Shibboleth User Manual
Shibboleth is designed to assist in the text entry of foreign languages by providing a visual interface to help you select the correct characters. At the time of writing, Shibboleth supports Hebrew, Aramaic, Greek, Syriac, Arabic, Ethiopic, Armenian, Coptic, Ugaritic, South Arabian, Egyptian Hieroglyphs, transliteration and Akkadian, Hittite and Old Persian cuneiform.
Shibboleth is designed to output the foreign languages in Unicode, the international standard for multi-lingual encoding. If you don’t know much about Unicode, the next section provides a brief overview. If you’re Unicode savvy, skip it.
In the bad old days, each character in a given font had a unique 1 byte code - a byte consisting of 8 bits. A bit is a unit that can store a one or a zero. So 8 bits allowed one font to have a maximum of 256 characters (2 to the 8th power), and every font shared the same 256 available code points. So that computer users could switch fonts with impunity, standards organizations assigned each letter of the Roman alphabet, as well as European numerals and common punctuation marks, to set code points. In this 8-bit world, the common solution to multilingual encoding was to use the same code points used for Roman encoding to encode foreign scripts. For example, the ASCII code point for the letter ‘A’ (00101001 in base 2 or bits, which can be expressed as ‘29’ in base 16 or ‘41’ in base 10) would be used for a Greek Alpha. Then if one wanted to see an Alpha instead of an A, they would change the font to a Greek font.
There were four major problems with this approach: 1) some languages needed more than 256 characters and thus required font changes even within words to encode all the marks. 2) There was no standardization for the encoding of the marks. For example, one Greek font Chi on the ASCII code point for X, and another might place it on C. Then if a user switched from one Greek font to another, the Greek text would break. 3) There was no way to write universally useful searching tools for working in foreign languages, because to a search engine, an Alpha was indistinguishable from an ‘A’ (and from a Hebrew Aleph, and so forth). These letters all use the same code point internally. 4) There was no universal solution for right-to-left languages. For years many computer platforms have required users to type Hebrew backwards!
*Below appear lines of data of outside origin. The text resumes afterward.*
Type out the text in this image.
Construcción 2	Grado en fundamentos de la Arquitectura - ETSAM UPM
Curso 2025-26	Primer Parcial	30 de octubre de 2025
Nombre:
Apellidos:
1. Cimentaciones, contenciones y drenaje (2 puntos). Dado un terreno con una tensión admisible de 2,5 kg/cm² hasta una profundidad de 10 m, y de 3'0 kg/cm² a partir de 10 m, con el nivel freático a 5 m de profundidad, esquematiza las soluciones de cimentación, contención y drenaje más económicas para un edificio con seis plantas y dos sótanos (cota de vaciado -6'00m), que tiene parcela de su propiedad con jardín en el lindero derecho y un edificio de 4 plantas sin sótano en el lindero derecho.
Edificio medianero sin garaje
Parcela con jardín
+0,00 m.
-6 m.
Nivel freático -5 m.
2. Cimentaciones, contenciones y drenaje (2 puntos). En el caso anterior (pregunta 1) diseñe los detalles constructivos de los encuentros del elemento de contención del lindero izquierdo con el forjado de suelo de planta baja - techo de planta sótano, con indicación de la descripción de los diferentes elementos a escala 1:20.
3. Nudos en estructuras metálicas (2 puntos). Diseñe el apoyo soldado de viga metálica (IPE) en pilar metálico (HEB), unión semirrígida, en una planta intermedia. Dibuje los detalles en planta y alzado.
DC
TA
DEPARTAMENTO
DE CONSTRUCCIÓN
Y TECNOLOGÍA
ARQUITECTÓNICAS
The solution to these problems was to switch from 8 bit encoding to 16-bit encoding - 2 bytes per character instead of one. This provides over 65,536 unique code points (2 to the 16th power) for character assignments. Now a Greek Alpha can have a separate code point from those used to encode an English A and a Hebrew Aleph. The Unicode Consortium is responsible for publishing the standard code points for each script, so users can switch at will between any Unicode font that has the characters they need without having to change their encoding scheme. Like the humble 8-bit byte of yesteryear, the 16 bit Unicode points are often described using hexadecimal digits with values from zero to f (the next value after 9 is ‘a’, rather than ‘10’ in base 16). The Roman A is still assigned to 29 for backwards compatibility, but in Unicode we’ll more often call this 0029 to reflect the use of 16 bits. The Greek Alpha is assigned to 0391 and the Hebrew Aleph is 05D0.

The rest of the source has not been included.